Mostra de Cinema 2004, dia 5:

A Casa Vazia, a obra-prima do festival até o momento

La Niña Santa , de Lucrecia Martel.

(idem, Argentina/França/Itália, 2004)

Uma das mais fascinantes características das histórias contadas por Lucrecia Martel é que nada do que está por vir pode ser previsto. A cineasta argentina da obra-prima O Pântano (2001) volta a invadir os pequenos segredos de seus personagens num filme em que as perspectivas estão nubladas para todos e há pouco em que se agarrar. O cinema de Lucrecia é humanista no mesmo grau de que é desesperado.
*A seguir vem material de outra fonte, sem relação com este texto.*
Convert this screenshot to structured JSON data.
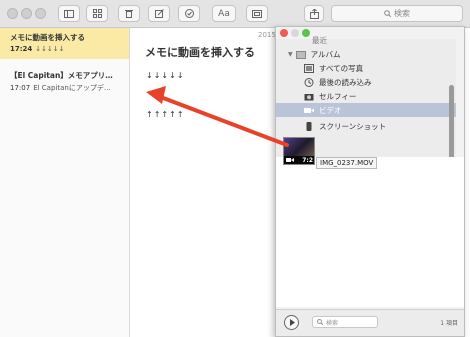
{
  "toolbar": {
    "search_placeholder": "検索",
    "font_button_label": "Aa",
    "buttons": [
      "sidebar-toggle",
      "attachments-grid",
      "delete",
      "new-note",
      "checklist",
      "font",
      "table",
      "share"
    ]
  },
  "notes": [
    {
      "title": "メモに動画を挿入する",
      "time": "17:24",
      "preview": "↓↓↓↓↓",
      "selected": true
    },
    {
      "title": "【El Capitan】メモアプリ…",
      "time": "17:07",
      "preview": "El Capitanにアップデ…",
      "selected": false
    }
  ],
  "editor": {
    "date": "2015",
    "title": "メモに動画を挿入する",
    "line1": "↓↓↓↓↓",
    "line2": "↑↑↑↑↑"
  },
  "photo_browser": {
    "partial_top_item": "最近",
    "album_header": "アルバム",
    "items": [
      {
        "label": "すべての写真",
        "icon": "photos-icon",
        "selected": false
      },
      {
        "label": "最後の読み込み",
        "icon": "clock-icon",
        "selected": false
      },
      {
        "label": "セルフィー",
        "icon": "camera-icon",
        "selected": false
      },
      {
        "label": "ビデオ",
        "icon": "video-icon",
        "selected": true
      },
      {
        "label": "スクリーンショット",
        "icon": "phone-icon",
        "selected": false
      }
    ],
    "thumbnail_duration": "7:2",
    "tooltip": "IMG_0237.MOV",
    "search_placeholder": "検索",
    "item_count": "1 項目"
  },
  "colors": {
    "selected_note": "#fbeaa6",
    "arrow": "#e8432a",
    "selected_album": "#b9c4d9"
  }
}
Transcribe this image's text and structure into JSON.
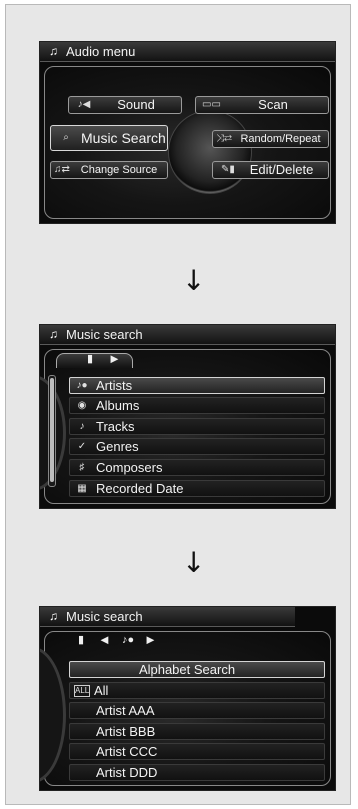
{
  "screen1": {
    "title": "Audio menu",
    "title_icon": "music-note-icon",
    "buttons": {
      "sound": {
        "label": "Sound",
        "icon": "sound-icon"
      },
      "scan": {
        "label": "Scan",
        "icon": "scan-icon"
      },
      "music_search": {
        "label": "Music Search",
        "icon": "search-icon"
      },
      "random_repeat": {
        "label": "Random/Repeat",
        "icon": "shuffle-repeat-icon"
      },
      "change_source": {
        "label": "Change Source",
        "icon": "change-source-icon"
      },
      "edit_delete": {
        "label": "Edit/Delete",
        "icon": "edit-delete-icon"
      }
    }
  },
  "screen2": {
    "title": "Music search",
    "title_icon": "music-note-icon",
    "items": [
      {
        "label": "Artists",
        "icon": "artist-icon"
      },
      {
        "label": "Albums",
        "icon": "album-icon"
      },
      {
        "label": "Tracks",
        "icon": "music-note-icon"
      },
      {
        "label": "Genres",
        "icon": "genre-icon"
      },
      {
        "label": "Composers",
        "icon": "composer-icon"
      },
      {
        "label": "Recorded Date",
        "icon": "calendar-icon"
      }
    ]
  },
  "screen3": {
    "title": "Music search",
    "title_icon": "music-note-icon",
    "items": [
      {
        "label": "Alphabet Search"
      },
      {
        "label": "All",
        "icon": "all-icon"
      },
      {
        "label": "Artist AAA"
      },
      {
        "label": "Artist BBB"
      },
      {
        "label": "Artist CCC"
      },
      {
        "label": "Artist DDD"
      }
    ]
  },
  "colors": {
    "screen_bg": "#0b0b0b",
    "page_bg": "#e7e7e7",
    "text": "#f3f3f3"
  }
}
Privilegia os personagens em detrimento da narrativa. Esmiuça o que pode de suas pobres mentes sem nunca nos entregar seus pensamentos. Consegue resultados impressionantes. Ninguém faz o que essa mulher faz hoje no cinema.

A Vida é um Milagre , de Emir Kusturica.

(Zivot Je Cudo/Life is a Miracle, Iugoslávia/França, 2004)

A volta à guerra trouxe um Emir Kusturica dividido entre a beleza de sua já clássica incursão pelas possibilidades do fantástico, do circense e sua prisão na própria armadilha ao se embrenhar pelo pastelão excessivo. Slavko Stimac é o melhor em cena, como o engenheiro que vê a proximidade do conflito desestruturar sua família. Na visão de Kusturica (que já nos entregou uma obra-prima sobre a guerra, Underground, 95), essa história permite brincar com os limites entre o real e o surreal embalado pela música composta por ele mesmo. Dos elementos mágicos que insere em seu longa, o burro apaixonado é, de longe, o melhor.

A Casa Vazia , de Kim ki-duk.

(Bin Jip, Coréia do Sul, 2004)

A obra-prima só apareceu aos meus olhos quase no fim do festival. A Casa Vazia é de uma beleza completa, seja julgado sobre o prisma que for. Caso se resumisse a história do homem que invade residências vazias e um dia se depara com alguém numa delas, já seria um filme impressionante, mas é o coreano Kim ki-duk vai além. A história de amor que surge entre os protagonistas foge do óbvio apostando em que não é preciso explicar nada. Amor não se explica. O mágico aparece como complemento para a trama. A dupla de atores com suas interpretações minimalistas e mudas consegue poesia. Pena que eu só vi uma vez.

O Revólver Amado , de Kensaku Watanabe.

(The Loved Gun, Japão, 2004)

Old Boy , de Park Chan-Wook.

(idem, Coréia do Sul, 2004)

Dois mangás feitos para celulóide que contam histórias de vingança. A diferença é o resultado. O Revólver Amado, do mesmo diretor do fraquíssimo e pretensioso A História de Pupu (99), é bem irregular. A história do assassino profissional caçado pelo próprio mentor consegue momentos visualmente inspirados, justamente quando mais se aproxima do mangá, mas não sabe traduzir isso para sua narrativa. Já Old Boy consegue um resultado muito melhor. É realmente uma história em quadrinhos adulta filmada. O virtuosismo (quase excessivo) de sua concepção visual e a vontade de ser definitivo atrapalham um pouco esse caminho, mas ainda assim o filme é uma belezinha.